И Ханна хотела отнять кашу, но тут поднялся рев – и детям дали окончить ужин. Няня с воркотней уносила тарелки.

– Ишь ведь, хотят детей голодом морить! Нешто это можно? Всякому поужинать хочется! сама-то небось ест.

Последние слова произнесены были уже за дверью.

В отношениях Льва Николаевича и Сони я заметила перемену. У них что-то не ладилось. Лев Николаевич часто жаловался на нездоровье, хандрил и был болезненно раздражителен. Говорил часто о смерти и писал о ней, как я узнала потом, своему другу Александре Андреевне Толстой. Это желчное раздражение и повлияло на их отношения, другой причины к этому не было, как он сам сознавал позднее.
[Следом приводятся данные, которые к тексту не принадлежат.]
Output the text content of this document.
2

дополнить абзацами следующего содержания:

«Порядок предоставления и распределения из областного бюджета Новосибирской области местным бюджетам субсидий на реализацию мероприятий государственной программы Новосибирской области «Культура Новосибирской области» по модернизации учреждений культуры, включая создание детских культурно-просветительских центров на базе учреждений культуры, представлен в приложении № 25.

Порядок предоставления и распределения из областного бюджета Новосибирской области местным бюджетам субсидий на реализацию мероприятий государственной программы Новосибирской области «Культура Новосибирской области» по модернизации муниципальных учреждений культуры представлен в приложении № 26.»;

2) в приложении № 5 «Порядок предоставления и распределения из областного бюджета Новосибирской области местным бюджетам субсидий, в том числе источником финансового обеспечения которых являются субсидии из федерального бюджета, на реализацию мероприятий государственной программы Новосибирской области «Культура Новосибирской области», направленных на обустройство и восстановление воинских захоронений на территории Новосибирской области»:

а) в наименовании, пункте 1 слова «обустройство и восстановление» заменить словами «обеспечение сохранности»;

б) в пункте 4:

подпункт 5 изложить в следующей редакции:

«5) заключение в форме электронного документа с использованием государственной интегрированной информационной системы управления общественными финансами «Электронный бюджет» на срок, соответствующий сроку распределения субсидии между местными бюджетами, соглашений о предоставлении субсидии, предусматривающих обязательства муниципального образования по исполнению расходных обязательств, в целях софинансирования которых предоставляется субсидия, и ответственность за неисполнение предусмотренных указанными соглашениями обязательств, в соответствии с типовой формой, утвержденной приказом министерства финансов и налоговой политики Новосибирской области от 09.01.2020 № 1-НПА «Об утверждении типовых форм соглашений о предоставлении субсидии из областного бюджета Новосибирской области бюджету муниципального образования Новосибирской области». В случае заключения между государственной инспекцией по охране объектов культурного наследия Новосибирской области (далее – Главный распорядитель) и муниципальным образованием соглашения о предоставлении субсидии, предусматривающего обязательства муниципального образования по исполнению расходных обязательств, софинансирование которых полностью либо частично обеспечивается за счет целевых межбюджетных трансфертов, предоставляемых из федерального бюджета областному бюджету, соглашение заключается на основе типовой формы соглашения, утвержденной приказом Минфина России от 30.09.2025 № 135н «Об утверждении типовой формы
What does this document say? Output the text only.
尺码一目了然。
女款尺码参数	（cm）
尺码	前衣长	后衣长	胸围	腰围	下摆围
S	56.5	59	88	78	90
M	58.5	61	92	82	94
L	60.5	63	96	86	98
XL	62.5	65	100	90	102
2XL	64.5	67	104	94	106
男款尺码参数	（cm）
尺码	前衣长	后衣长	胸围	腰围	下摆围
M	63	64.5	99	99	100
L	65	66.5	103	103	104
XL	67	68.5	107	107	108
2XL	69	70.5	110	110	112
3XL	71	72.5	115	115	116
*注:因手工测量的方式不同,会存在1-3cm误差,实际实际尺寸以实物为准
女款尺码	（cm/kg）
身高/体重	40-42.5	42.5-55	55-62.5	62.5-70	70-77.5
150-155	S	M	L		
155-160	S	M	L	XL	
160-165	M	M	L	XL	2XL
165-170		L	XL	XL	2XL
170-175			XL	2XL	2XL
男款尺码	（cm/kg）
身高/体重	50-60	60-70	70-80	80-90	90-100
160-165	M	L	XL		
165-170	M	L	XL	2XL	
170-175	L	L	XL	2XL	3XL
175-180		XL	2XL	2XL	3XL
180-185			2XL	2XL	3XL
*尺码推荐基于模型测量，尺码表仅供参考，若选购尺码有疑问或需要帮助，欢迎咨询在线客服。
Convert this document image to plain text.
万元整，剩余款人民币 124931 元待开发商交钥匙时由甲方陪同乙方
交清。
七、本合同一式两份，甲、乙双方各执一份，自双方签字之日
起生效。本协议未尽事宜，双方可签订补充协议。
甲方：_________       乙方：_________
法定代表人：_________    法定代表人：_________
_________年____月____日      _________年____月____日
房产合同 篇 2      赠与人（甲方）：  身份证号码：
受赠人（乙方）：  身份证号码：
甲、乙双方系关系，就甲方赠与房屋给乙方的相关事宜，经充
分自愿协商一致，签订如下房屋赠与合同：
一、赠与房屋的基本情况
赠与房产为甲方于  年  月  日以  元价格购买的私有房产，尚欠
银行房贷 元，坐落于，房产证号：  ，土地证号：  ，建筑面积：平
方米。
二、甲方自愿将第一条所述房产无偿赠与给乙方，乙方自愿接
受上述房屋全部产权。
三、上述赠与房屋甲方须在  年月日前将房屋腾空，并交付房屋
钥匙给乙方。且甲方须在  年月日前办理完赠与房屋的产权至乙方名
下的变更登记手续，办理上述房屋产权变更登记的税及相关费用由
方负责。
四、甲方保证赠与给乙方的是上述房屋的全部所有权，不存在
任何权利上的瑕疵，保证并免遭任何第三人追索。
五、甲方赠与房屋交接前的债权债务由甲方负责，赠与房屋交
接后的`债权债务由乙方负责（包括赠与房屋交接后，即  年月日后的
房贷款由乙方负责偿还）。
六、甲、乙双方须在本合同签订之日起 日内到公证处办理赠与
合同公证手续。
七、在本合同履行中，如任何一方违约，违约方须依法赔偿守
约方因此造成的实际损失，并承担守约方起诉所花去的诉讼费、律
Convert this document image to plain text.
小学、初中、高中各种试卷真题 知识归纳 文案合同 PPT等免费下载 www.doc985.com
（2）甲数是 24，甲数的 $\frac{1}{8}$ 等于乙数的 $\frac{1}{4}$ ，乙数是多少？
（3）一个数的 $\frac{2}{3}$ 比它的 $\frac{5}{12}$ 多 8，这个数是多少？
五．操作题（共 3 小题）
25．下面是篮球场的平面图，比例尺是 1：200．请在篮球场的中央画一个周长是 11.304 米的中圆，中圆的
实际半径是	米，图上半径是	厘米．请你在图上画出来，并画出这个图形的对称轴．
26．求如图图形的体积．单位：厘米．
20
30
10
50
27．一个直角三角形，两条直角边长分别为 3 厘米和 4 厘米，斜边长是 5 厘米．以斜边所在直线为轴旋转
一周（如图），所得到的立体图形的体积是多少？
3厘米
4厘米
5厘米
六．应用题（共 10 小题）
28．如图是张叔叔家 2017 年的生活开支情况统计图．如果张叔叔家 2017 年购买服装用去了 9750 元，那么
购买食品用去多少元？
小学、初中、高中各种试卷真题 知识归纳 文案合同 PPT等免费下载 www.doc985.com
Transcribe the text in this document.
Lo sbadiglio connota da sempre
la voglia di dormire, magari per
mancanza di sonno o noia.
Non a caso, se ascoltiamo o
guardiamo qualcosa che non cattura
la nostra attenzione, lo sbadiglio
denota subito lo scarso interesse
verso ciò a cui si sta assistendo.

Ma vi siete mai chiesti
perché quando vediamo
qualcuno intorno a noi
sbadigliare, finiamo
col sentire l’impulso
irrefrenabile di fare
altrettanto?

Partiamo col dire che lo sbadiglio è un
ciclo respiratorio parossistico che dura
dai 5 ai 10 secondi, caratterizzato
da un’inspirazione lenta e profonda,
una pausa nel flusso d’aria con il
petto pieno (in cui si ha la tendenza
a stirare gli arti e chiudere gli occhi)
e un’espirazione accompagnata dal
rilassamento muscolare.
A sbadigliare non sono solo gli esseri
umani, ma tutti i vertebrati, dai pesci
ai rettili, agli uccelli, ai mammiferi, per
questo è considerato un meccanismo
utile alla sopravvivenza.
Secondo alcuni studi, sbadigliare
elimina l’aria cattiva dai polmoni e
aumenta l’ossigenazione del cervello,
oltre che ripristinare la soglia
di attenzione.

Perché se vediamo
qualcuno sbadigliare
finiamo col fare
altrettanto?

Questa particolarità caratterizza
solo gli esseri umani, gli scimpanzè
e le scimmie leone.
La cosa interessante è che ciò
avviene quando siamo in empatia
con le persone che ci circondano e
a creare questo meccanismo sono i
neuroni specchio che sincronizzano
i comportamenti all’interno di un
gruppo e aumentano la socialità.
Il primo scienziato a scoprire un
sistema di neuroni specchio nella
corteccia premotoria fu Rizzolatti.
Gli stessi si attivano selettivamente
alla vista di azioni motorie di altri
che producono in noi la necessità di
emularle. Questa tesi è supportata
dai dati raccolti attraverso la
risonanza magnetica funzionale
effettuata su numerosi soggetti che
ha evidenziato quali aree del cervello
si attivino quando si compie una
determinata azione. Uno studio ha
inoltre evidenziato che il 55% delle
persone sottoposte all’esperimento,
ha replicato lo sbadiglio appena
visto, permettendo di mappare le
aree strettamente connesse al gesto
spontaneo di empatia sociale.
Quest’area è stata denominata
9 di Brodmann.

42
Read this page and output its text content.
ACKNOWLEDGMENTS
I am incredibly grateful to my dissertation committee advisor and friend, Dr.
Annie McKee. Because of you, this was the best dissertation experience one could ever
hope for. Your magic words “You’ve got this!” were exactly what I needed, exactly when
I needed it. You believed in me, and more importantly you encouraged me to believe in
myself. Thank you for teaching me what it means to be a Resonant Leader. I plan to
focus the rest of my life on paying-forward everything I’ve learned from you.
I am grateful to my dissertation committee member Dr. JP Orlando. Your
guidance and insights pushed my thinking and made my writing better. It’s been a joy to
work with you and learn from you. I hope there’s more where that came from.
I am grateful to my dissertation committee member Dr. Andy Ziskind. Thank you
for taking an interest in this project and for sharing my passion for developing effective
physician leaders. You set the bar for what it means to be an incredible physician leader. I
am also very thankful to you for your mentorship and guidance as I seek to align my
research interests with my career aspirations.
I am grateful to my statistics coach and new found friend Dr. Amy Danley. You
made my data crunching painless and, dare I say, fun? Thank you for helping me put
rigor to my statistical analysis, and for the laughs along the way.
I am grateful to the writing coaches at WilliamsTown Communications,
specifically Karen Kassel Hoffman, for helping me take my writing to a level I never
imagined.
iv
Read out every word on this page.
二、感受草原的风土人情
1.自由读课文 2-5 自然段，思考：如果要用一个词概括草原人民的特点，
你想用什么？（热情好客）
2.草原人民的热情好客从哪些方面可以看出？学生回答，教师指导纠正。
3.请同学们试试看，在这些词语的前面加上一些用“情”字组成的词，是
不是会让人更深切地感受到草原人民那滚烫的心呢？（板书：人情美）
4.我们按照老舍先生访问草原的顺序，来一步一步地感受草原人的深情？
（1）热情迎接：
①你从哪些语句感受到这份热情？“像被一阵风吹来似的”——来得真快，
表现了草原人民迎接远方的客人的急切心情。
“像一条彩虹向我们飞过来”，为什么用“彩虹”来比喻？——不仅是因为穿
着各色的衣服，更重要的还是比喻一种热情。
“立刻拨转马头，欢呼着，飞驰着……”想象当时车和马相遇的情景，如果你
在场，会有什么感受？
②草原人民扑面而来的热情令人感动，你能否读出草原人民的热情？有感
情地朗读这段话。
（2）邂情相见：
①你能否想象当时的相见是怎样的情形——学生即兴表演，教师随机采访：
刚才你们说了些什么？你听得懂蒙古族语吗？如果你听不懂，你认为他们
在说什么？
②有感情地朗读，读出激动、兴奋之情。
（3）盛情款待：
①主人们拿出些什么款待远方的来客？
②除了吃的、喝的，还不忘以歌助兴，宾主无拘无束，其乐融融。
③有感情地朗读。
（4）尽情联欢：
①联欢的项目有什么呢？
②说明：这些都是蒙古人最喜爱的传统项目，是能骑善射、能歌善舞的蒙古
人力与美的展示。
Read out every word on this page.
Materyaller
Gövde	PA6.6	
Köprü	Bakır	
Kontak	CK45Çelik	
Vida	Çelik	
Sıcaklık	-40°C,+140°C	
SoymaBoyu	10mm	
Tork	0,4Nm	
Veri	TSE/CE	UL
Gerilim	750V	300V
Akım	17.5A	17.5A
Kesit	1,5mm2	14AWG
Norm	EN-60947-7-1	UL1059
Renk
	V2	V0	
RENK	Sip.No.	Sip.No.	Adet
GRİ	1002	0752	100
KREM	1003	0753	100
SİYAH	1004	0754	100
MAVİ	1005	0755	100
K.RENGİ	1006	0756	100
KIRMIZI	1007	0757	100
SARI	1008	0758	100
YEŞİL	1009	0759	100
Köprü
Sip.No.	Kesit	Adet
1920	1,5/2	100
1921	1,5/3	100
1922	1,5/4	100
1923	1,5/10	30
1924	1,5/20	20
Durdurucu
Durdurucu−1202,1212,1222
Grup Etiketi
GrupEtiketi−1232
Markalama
Так как моя комната была рядом с его кабинетом, то и меня не менее Сони поразил неожиданный гнев его.

Соня рассказывала мне, что она сидела наверху ji себя в комнате на полу у ящика комода и перебирали! узлы с лоскутьями. (Она была в интересном положении.) Лев Николаевич, войдя к ней, сказал:

– Зачем ты сидишь на полу? Встань!

– Сейчас, только уберу все.

– Я тебе говорю, встань сейчас, – громко закричал он и вышел к себе в кабинет.

Соня не понимала, за что он так рассердился. Это обидело ее, и она пошла в кабинет. Я слышала из своей комнаты их раздраженные голоса, прислушивалась и ничего не понимала. И вдруг я услыхала падение чего-то, стук разбитого стекла и возглас:

– Уйди, уйди!

Я отворила дверь. Сони уже не было. На полу лежали разбитые посуда и барометр, висевший всегда на стене. Лев Николаевич стоял посреди комнаты бледный с трясущейся губой. Глаза его глядели в одну точку. Мне стало и жалко и страшно – я никогда не видала его таким. Я ни слова не сказала ему и побежала к Соне. Она была очень жалка. Прямо как безумная, все повторяла: «За что? что с ним?» Она рассказала мне уже немного погодя:

– Я пошла в кабинет и спросила его: Левочка, что с тобой? – «Уйди, уйди!» – злобно закричал он. Я подошла к нему в страхе и недоумении, он рукой отвел меня, схватил поднос с кофеем и чашкой и бросил все на пол. Я схватила его руки. Он рассердился, сорвал со стены барометр и бросил его на пол.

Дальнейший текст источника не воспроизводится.